After watching this episode, I can definitely say it the most entertaining show so far. For me personally, it provided me with the satisfaction of staging a mini-retrospective of an artist I love, Andres Serrano at Phillips de Pury & Company. It was great to see the genuine excitement on the faces of contestants when they first saw his work and met him in person. While he has been widely known in the art world for a long time, the art market has yet to fully recognize his true significance and his work is, for the moment, still undervalued in financial terms. Listening to his comments to the contestants it demonstrated that no person is better placed to judge the work of an other artist than an artist. In terms of collecting, it is also artists who make the most interesting collections by far.
Jerry Saltz is totally brilliant in this episode, as in all preceding ones. He is as entertaining on camera as he is off camera. His self-deprecating humor in the show, in his blogs relating to the show and in life put him in a league of his own, or in a league with one of my ultimate heroes, Woody Allen.
We live in a time where very few things have the ability to shock. The only work in this episode that truly disturbed me was Mark's. His way of presenting a horrendous theme while utilizing an advertising technique worked. The audience is drawn into the work because of the pretty colors and the presentation. Once you actually realized the subject matter, one cannot help but be overcome with disgust. However the work did not impress the judges, and he was not given a spot in the top three.
I can sympathize with Erik and I understand his reaction when he lamented he was not credited for an idea he offered Jaclyn, an idea that transformed her work from banality to a work that was a contender for the challenge win. The best ideas always come up in informal exchanges between friends or colleagues. It is perfectly OK to pick someone else's ideas, but one should have the elegance to give credit where credit is due.
i am wondering if jaclyn can do work that doesnt include her nude body. its like her fail safe, when in doubt whip out a camera and take a nude pic. there is something to be said for using nudity in art as a provocative statement or even to show nature's beauty, but if an artist continues to take nude pics of themselves its not creative after awhile. why not just star in a porn and get it over with.
Wow, each episode I think I'm lukewarm on this show, but I really enjoy the afterthoughts.
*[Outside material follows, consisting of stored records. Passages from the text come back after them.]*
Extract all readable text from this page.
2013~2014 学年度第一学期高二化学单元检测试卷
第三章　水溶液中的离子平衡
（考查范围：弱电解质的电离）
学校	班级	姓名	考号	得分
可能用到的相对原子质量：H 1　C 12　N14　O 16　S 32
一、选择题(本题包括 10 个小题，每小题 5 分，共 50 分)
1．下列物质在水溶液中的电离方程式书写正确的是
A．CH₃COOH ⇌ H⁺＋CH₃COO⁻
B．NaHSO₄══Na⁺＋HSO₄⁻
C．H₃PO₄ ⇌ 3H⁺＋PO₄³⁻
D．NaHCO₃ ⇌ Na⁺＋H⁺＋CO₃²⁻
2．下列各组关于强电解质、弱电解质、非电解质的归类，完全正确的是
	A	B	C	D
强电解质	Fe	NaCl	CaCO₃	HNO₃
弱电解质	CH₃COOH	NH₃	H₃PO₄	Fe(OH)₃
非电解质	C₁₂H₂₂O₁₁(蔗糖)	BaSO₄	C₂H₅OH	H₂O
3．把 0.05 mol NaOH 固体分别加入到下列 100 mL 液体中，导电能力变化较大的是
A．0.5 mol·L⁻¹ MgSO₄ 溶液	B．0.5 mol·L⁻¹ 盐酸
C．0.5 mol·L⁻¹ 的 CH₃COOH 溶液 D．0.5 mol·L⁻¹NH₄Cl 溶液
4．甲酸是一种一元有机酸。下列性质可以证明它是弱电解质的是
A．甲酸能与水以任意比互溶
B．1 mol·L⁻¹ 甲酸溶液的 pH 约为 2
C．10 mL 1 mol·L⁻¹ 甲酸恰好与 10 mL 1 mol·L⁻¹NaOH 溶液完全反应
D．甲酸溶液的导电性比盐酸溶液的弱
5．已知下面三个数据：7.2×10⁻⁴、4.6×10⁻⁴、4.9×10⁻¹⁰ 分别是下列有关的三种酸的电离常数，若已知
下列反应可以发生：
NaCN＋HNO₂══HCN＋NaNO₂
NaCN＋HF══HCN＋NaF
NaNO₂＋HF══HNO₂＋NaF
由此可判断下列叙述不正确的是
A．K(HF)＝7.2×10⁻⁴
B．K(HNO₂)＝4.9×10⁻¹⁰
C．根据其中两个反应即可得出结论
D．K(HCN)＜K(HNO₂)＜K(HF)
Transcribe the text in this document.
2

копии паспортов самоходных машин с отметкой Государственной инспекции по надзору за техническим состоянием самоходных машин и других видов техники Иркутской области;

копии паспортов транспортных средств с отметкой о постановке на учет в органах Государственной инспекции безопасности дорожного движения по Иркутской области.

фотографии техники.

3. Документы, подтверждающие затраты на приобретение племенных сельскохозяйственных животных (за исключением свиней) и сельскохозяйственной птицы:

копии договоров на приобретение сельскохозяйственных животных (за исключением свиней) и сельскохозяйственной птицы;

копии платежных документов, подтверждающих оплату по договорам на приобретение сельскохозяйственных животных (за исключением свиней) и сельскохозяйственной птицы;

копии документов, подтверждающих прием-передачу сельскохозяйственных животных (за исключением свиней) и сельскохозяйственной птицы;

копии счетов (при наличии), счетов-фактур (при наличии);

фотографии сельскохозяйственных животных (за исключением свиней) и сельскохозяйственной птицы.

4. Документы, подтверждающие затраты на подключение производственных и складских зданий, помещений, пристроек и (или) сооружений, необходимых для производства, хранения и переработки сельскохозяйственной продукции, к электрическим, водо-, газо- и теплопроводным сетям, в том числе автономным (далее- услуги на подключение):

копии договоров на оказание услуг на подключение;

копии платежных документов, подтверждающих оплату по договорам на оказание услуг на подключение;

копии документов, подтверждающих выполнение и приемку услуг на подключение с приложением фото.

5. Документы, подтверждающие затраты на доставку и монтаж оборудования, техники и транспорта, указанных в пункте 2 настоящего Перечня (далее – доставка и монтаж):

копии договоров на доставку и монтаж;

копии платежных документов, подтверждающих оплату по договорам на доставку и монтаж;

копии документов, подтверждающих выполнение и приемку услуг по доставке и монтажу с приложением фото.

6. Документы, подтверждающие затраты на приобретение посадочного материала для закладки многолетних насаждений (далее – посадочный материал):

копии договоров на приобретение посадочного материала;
It's like it takes me some time to get it, and your blogs make me really ponder and explore feelings I had watching that I didn't fully understand. And I learn from your references. Sue Williams, I now dig. Thank you.
You know what they say. Good artists borrow, great ones steal. :) Not saying Jaclyn is a great artist. If she were, she would at least have the spheres to deny that Erik had any involvement whatsoever, or at least proclaim that suggestions do not imply ownership, but a decision to use one does.
Besides, the deconstruct-the-male-gaze thing died in the 90s.
Don't mind me. I'm just talking trash about nothing of consequence.
Sue Williams! Thank the gods for this blog, because I've been trying to remember her name for ever. (Through no fault of her own. I've been out of the art scene for decades.) My brain kept going to Sue Coe, but I knew that wasn't right. Anyway, Williams is awesome. I had a critique with her when I was a painting major, and she is super cool. Her sense of humor is wickedly sharp, and out of all of the guest artist critiques we had that senior year, my memories of hers, plus her lecture, were my favorite. Yay! Go Sue.
I don't know anything about Miles, though (what's on a reality show doesn't count as any sort of viable information) so I have no idea if he would draw any sort of inspiration from her work. But I know that her work has always inspired me.